# Skinny hedgie and screaming hedgie



## AtomicHedgie (Jan 20, 2012)

Okay so I have two questions:

I have now had Gimli for 6 months and he is such a handsome little man, however that is also my concern. I am hedgie-sitting a friend's daughter's hedgie who is the same age as Gimli and she is significantly larger. Gimli has a healthy appetite, but only eats his kitty kibble (hates bugs, veggies, fruits, me, the cat) and I am wondering if I should be concerned? I know he runs at a pretty rapid pace most the night which may have something to do with his little size. But thought I might check to get opinions from more seasoned hedgie parents!

My second question comes from the fact that I have the dream hog who will sit on his back while I trim his nails, enjoys bath time, only uses his wheel for a litter box, etc... since I am hedgie-sitting for a 7 year old I figured I would check out Konichiwa's feet after giving her a nice warm bath. Her nails are in a desperate need of attention. While trimming her front nails she let out the most horrific noise that seriously sounded like a baby crying. Should I continue to try trimming her poor toes or should I just let her relax and hope that her owners get her feet done?


----------



## pickles17 (Feb 18, 2012)

I have heard that baby cry before, Bea did it once in her sleep and I seriously thought someone had planted a baby in the closet or something, lol. 
Hedgehogs only make that noise when they are extremely frightened or in serious pain, even if you cut her quick by accident I wouldn't think it would elicit such a response . Not sure what to suggest. 

Also do you know how much Gimli weighs? There is quite a bit of variation in size of hedgehog so he may not necessarily be underweight for his age.


----------



## AtomicHedgie (Jan 20, 2012)

I'm not right now, but I can definitely find out tomorrow.


----------



## Nancy (Aug 22, 2008)

She may have been screaming because she was ticked off. I've had a few that screamed to show their displeasure. :lol:


----------



## AtomicHedgie (Jan 20, 2012)

That's almost what I was thinking Nancy! I know that hedgies will scream for various reasons, and some just because they can. I have clipped her nails before when I baby sat her and it wasn't an issue so I'm almost wondering if this was a learned behavior with her young owner to scare her off. I may just have to bust out the ear muffs and lock up the cats, my senior kitty was very concerned and was right on top of the table to see what all the noise was. It was quite funny.


----------



## Nancy (Aug 22, 2008)

Our Emma screamed one time because after cage cleaning, things weren't put back exactly as she had it. She sat in the middle of her cage and screamed. :roll: 
Pebbles got a nail caught on her blankie as she was trying to come out of her igloo and blankie was coming with her. She had 7 cats and 4 humans running to see what was wrong. :lol: 

The were the ones that were obvious what the screaming was about.


----------



## pickles17 (Feb 18, 2012)

Hahaha...what drama queens!


----------



## FiaSpice (Jan 16, 2009)

Tangelo would cry like that in his sleep (I guess he was having nightmare). I remember I came to his cage in a panic and woke him up and he looked at me like "What the..., why are you waking me up in my sleep, I'm fine".


----------



## Kalandra (Aug 25, 2008)

I had one that used to scream if her cage mate was blocking her access to the snuggle bag. Didn't matter that there were other snuggle bags, she wanted in and her sister was in the way. It was always late at night too and always woke me. I think she knew I would push her sis over.

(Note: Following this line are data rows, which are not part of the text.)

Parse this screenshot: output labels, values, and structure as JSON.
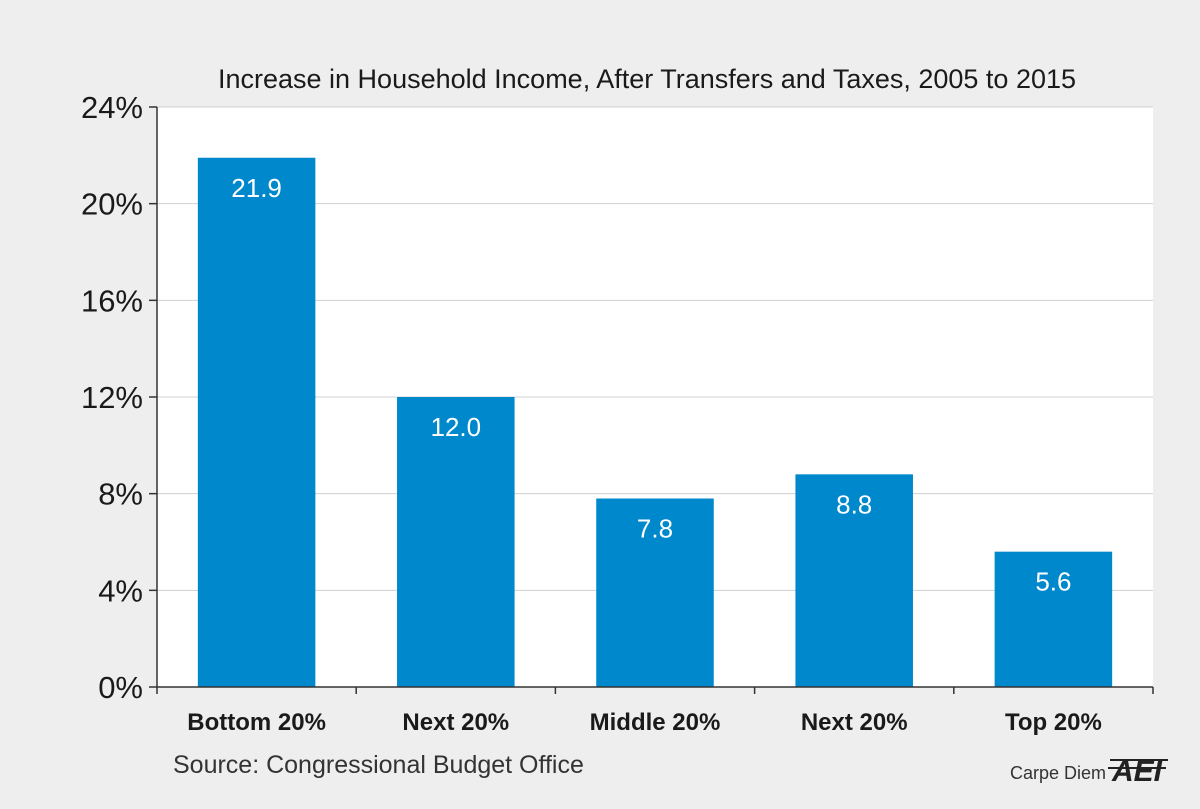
{
  "chart_data": {
    "type": "bar",
    "title": "Increase in Household Income, After Transfers and Taxes, 2005 to 2015",
    "categories": [
      "Bottom 20%",
      "Next 20%",
      "Middle 20%",
      "Next 20%",
      "Top 20%"
    ],
    "values": [
      21.9,
      12.0,
      7.8,
      8.8,
      5.6
    ],
    "value_labels": [
      "21.9",
      "12.0",
      "7.8",
      "8.8",
      "5.6"
    ],
    "ylim": [
      0,
      24
    ],
    "yticks": [
      0,
      4,
      8,
      12,
      16,
      20,
      24
    ],
    "ytick_labels": [
      "0%",
      "4%",
      "8%",
      "12%",
      "16%",
      "20%",
      "24%"
    ],
    "xlabel": "",
    "ylabel": "",
    "grid": true,
    "bar_color": "#0088cc"
  },
  "footer": {
    "source": "Source: Congressional Budget Office",
    "brand": "Carpe Diem",
    "logo_text": "AEI"
  },
  "colors": {
    "background": "#eeeeee",
    "plot_background": "#ffffff",
    "grid": "#d0d0d0",
    "axis": "#333333"
  }
}
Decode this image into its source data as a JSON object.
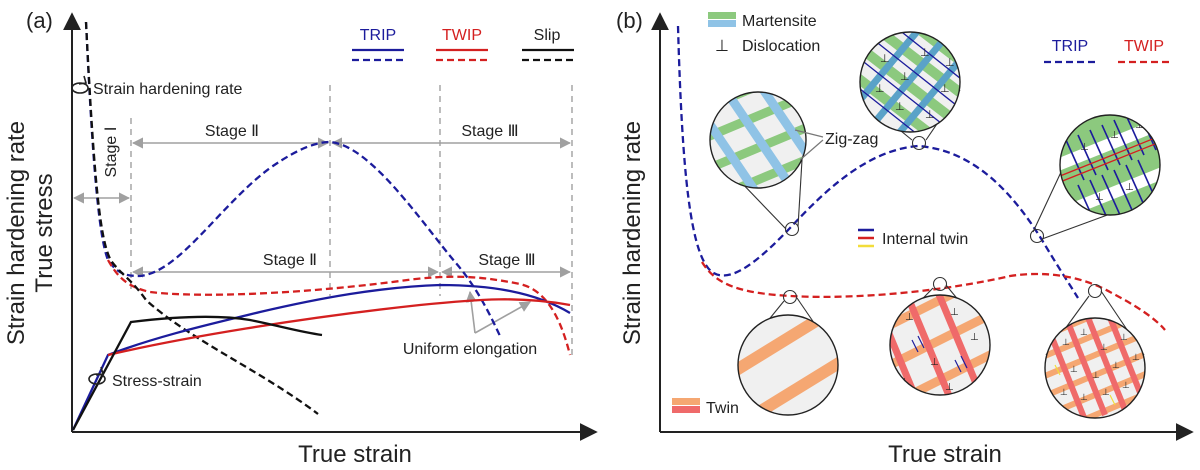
{
  "colors": {
    "trip": "#1c1c9c",
    "twip": "#d42020",
    "slip": "#111111",
    "guide": "#999999",
    "arrow": "#a0a0a0",
    "martensite_green": "#8cc97e",
    "martensite_blue": "#8fc3e6",
    "twin_orange": "#f5a772",
    "twin_red": "#ef6a6a",
    "circle_bg": "#f0f0f0"
  },
  "panel_a": {
    "label": "(a)",
    "xlabel": "True strain",
    "ylabel_top": "Strain hardening rate",
    "ylabel_bottom": "True stress",
    "legend": [
      {
        "name": "TRIP",
        "color": "trip"
      },
      {
        "name": "TWIP",
        "color": "twip"
      },
      {
        "name": "Slip",
        "color": "slip"
      }
    ],
    "annotations": {
      "strain_hardening_rate": "Strain hardening rate",
      "stress_strain": "Stress-strain",
      "stage1": "Stage Ⅰ",
      "stage2_top": "Stage Ⅱ",
      "stage3_top": "Stage Ⅲ",
      "stage2_mid": "Stage Ⅱ",
      "stage3_mid": "Stage Ⅲ",
      "uniform_elongation": "Uniform elongation"
    }
  },
  "panel_b": {
    "label": "(b)",
    "xlabel": "True strain",
    "ylabel": "Strain hardening rate",
    "legend": [
      {
        "name": "TRIP",
        "color": "trip"
      },
      {
        "name": "TWIP",
        "color": "twip"
      }
    ],
    "key": {
      "martensite": "Martensite",
      "dislocation": "Dislocation",
      "twin": "Twin",
      "internal_twin": "Internal twin",
      "zigzag": "Zig-zag",
      "dislocation_symbol": "⊥"
    }
  }
}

I've also met one who would scream anytime she was near a bath. Was at a hedgehog show and heard a screaming hedgehog from down the hallway. Went to see what was up and it was her owner trying to clean her up.

And one that would scream the entire time you clipped her nails.


----------



## Nancy (Aug 22, 2008)

Although Widget didn't scream, but whenever I tipped him even slightly onto his back he would let out the most pitiful whine. :lol:


----------



## AtomicHedgie (Jan 20, 2012)

Alright, well knowing this makes me comfortable finishing clipping her nails haha.

At first I thought I might have caught the quick but there was no blood or anything, so now that I know she's just a big sissy I'll finish the job. haha


----------



## Kalandra (Aug 25, 2008)

We don't call it being a sissy in our household... the term we use is "Diva."


----------



## AtomicHedgie (Jan 20, 2012)

Konichiwa is definitely diva! I had her in the bath with Gimli and she was standing on his head trying not to get her feet wet.


----------



## SarahB (Oct 21, 2012)

Nancy said:


> Our Emma screamed one time because after cage cleaning, things weren't put back exactly as she had it. She sat in the middle of her cage and screamed. :roll:
> Pebbles got a nail caught on her blankie as she was trying to come out of her igloo and blankie was coming with her. She had 7 cats and 4 humans running to see what was wrong. :lol:
> 
> The were the ones that were obvious what the screaming was about.


Oooooh this makes me nervous. I've never owned a hedgie before and was planning on getting one from a breeder in january. I live in an apartment, and I dont want to make my neighbors mad with a screaming hedgie. Is this a valid concern? Or do they not scream that loud?


----------



## moxieberry (Nov 30, 2011)

Screaming is very uncommon, nothing to worry about.


----------